Mais la station voulait aller encore plus loin dans la reconnaissance de cette station labellisée Architecture contemporaine remarquable, en instaurant un rendez-vous régulier qui attire aussi bien les professionnels que le grand public. « Depuis l’exposition consacrée à Charlotte Perriand à la Fondation Louis Vuitton, nous ressentons un énorme attrait pour la station.

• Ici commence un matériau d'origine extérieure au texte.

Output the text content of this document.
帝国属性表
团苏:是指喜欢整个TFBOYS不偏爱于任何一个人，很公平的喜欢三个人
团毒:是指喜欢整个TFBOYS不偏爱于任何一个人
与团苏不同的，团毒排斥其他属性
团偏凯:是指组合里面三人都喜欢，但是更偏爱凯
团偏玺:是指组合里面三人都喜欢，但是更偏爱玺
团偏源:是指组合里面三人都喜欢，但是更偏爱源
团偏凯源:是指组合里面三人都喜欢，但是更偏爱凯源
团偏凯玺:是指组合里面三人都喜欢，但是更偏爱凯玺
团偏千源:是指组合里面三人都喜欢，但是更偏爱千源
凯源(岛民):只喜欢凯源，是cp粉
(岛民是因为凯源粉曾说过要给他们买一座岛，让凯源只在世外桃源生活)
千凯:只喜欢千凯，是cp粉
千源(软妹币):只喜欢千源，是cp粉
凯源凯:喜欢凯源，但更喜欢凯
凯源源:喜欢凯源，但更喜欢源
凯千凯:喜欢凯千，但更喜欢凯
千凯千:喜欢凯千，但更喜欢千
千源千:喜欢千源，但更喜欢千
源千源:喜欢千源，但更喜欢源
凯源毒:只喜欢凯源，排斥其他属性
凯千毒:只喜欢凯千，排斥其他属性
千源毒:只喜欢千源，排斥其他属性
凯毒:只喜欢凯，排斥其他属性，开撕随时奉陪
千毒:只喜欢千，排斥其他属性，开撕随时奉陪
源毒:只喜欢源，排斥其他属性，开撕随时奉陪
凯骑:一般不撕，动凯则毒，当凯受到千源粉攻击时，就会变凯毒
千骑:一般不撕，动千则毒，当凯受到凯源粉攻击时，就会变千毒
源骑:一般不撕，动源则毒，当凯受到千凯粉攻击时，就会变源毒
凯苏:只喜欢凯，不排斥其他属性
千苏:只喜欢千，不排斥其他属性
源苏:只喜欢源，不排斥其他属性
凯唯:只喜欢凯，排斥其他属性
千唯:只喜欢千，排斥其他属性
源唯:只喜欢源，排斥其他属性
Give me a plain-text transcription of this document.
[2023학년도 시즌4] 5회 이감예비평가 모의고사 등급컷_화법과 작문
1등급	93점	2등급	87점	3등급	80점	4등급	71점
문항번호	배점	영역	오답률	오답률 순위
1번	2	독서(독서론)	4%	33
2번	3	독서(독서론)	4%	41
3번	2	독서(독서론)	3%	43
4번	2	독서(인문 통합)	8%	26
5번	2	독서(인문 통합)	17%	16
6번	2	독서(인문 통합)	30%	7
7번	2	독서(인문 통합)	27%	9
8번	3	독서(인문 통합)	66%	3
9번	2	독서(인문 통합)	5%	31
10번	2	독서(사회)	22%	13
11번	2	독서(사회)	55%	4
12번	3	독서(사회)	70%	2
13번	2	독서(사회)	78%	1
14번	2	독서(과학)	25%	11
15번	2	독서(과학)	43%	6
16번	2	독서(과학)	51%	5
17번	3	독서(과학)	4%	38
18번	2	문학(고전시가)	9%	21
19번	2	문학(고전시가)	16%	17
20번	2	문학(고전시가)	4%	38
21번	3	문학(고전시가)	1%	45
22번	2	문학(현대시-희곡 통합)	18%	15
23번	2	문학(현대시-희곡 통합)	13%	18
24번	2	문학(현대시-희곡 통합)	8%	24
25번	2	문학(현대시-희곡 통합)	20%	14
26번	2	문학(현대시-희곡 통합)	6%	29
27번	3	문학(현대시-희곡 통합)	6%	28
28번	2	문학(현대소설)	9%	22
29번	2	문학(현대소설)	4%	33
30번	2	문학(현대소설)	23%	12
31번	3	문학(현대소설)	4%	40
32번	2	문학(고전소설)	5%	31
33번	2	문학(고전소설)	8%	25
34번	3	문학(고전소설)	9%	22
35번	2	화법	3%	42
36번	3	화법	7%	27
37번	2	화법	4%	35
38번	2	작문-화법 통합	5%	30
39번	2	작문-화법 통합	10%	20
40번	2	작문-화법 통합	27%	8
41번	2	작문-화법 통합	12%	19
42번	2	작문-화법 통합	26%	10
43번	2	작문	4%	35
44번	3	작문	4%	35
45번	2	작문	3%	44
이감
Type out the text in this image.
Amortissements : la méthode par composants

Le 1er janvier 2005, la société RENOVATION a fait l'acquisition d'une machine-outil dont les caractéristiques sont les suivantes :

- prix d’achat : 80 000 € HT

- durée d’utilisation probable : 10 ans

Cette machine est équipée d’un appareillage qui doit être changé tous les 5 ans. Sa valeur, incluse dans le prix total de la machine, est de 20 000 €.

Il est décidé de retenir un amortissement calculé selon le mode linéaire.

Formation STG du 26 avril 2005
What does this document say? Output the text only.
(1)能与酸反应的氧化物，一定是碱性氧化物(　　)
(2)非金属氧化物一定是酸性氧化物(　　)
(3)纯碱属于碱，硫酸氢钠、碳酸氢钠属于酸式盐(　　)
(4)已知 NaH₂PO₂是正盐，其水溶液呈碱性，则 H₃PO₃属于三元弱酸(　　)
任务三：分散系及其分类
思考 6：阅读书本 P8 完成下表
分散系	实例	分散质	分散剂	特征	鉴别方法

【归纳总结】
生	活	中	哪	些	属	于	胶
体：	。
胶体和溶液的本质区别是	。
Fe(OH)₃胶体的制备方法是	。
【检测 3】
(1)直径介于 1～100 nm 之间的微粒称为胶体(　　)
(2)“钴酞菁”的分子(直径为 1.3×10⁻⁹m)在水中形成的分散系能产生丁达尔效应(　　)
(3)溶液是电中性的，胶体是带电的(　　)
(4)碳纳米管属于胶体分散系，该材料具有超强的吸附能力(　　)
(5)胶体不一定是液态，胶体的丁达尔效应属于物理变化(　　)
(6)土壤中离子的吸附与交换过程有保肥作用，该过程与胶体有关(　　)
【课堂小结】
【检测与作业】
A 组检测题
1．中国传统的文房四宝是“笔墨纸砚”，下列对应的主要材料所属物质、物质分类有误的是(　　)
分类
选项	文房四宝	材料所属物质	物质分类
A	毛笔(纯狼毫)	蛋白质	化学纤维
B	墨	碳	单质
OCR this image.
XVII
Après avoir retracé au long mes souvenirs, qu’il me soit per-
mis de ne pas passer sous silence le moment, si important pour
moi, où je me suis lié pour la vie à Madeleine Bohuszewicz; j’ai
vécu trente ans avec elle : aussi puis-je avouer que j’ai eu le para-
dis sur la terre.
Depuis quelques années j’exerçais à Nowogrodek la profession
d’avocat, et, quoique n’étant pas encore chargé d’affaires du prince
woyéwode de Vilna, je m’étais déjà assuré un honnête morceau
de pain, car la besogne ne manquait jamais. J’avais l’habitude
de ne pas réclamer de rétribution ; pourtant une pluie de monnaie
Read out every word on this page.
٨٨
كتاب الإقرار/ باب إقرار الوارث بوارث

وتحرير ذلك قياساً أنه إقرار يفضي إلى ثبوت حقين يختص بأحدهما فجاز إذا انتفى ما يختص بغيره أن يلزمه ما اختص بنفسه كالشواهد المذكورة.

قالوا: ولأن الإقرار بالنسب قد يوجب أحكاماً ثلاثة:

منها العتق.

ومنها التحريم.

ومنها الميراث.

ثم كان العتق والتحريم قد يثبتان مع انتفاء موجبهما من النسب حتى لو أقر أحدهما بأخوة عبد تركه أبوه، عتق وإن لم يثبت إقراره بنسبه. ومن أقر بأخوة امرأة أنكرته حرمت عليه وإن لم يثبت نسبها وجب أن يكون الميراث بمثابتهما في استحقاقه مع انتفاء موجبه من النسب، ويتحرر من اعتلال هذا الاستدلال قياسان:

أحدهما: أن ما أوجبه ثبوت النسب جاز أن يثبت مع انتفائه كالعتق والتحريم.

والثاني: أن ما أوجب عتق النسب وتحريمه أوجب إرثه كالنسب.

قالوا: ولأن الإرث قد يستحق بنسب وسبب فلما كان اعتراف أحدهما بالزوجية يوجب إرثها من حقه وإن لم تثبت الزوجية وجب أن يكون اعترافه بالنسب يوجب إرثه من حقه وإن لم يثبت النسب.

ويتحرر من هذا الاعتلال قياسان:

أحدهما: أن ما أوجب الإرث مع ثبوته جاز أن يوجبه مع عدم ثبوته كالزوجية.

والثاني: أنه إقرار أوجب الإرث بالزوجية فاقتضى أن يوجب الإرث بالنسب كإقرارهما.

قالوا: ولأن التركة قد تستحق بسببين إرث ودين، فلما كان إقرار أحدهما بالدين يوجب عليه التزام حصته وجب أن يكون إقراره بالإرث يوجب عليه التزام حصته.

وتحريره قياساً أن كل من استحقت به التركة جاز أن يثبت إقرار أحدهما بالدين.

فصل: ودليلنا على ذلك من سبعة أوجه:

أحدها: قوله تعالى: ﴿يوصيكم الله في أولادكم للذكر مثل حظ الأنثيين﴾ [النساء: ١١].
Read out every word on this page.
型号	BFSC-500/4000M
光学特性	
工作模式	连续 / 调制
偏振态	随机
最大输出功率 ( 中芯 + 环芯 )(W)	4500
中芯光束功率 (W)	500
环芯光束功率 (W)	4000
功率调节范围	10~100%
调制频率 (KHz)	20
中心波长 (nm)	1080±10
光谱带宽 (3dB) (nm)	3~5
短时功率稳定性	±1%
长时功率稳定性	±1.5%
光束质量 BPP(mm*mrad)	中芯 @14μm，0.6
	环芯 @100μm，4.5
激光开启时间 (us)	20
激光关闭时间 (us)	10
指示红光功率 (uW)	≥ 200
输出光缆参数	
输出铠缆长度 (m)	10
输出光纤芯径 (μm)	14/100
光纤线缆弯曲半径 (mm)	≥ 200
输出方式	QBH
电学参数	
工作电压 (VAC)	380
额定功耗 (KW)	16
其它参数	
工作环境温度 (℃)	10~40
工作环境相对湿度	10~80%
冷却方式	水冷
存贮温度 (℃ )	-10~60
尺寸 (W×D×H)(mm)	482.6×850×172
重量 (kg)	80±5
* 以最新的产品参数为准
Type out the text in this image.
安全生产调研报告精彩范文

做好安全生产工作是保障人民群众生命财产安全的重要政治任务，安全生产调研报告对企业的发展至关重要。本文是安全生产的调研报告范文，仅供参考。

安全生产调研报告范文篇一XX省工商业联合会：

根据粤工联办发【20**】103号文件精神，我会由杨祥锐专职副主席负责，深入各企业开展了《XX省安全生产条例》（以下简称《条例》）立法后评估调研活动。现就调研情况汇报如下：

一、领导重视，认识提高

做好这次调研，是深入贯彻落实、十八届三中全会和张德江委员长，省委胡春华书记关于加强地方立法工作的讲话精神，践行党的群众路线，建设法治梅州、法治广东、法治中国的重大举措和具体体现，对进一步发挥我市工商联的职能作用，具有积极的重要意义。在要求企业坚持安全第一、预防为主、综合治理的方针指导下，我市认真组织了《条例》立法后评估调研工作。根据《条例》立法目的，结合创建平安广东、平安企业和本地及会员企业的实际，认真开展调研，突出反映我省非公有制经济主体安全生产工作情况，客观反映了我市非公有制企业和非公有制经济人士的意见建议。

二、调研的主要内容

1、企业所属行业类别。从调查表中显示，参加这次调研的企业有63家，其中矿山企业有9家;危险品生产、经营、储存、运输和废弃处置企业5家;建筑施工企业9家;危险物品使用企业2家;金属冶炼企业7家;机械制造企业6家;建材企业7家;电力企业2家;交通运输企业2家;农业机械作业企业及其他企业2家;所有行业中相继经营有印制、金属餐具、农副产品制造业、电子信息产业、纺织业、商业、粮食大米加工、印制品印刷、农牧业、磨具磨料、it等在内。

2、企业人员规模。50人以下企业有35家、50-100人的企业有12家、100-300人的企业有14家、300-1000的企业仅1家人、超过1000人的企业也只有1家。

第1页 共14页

Archi’ Design permet de capter cette attention et de prolonger la réflexion sur comment raconter Perriand aux Arcs et, par extension, le vivre en montagne », explique Marion Grognet, chargée du marketing et de la communication à la station.
Nourri par des interventions de professionnels, notamment la designer Matali Crasset lors des deux premières éditions, l’événement élargit le débat en dressant aussi des parallèles avec des cités d’architectes, à l’image de La Grande-Motte de Jean Balladur ou encore de Firminy, près de Saint-Étienne, pensée par Le Corbusier.Il offre aussi un temps de création à des étudiants architectes qui concourent pour des projets de micro architectures.
Enfin, ce rendez-vous permet de mettre en lumière des initiatives privées. Comme ces restaurations à l’identique d’appartements de la part de particuliers passionnés ou bien encore la rénovation récente de l’hôtel historique La Cachette par l’agence Patriarche, qui a surtout cherché à retrouver l’esprit Perriand avec du mobilier actuel.
Ce moment d’échanges pourrait bien être l’occasion d’insuffler un débat public plus général, concerté sur le devenir des stations qui approchent la soixantaine. D’autant plus dans le contexte des jeux Olympiques d’hiver de 2030, pour lesquels la durabilité devrait être un mot d’ordre fédérateur.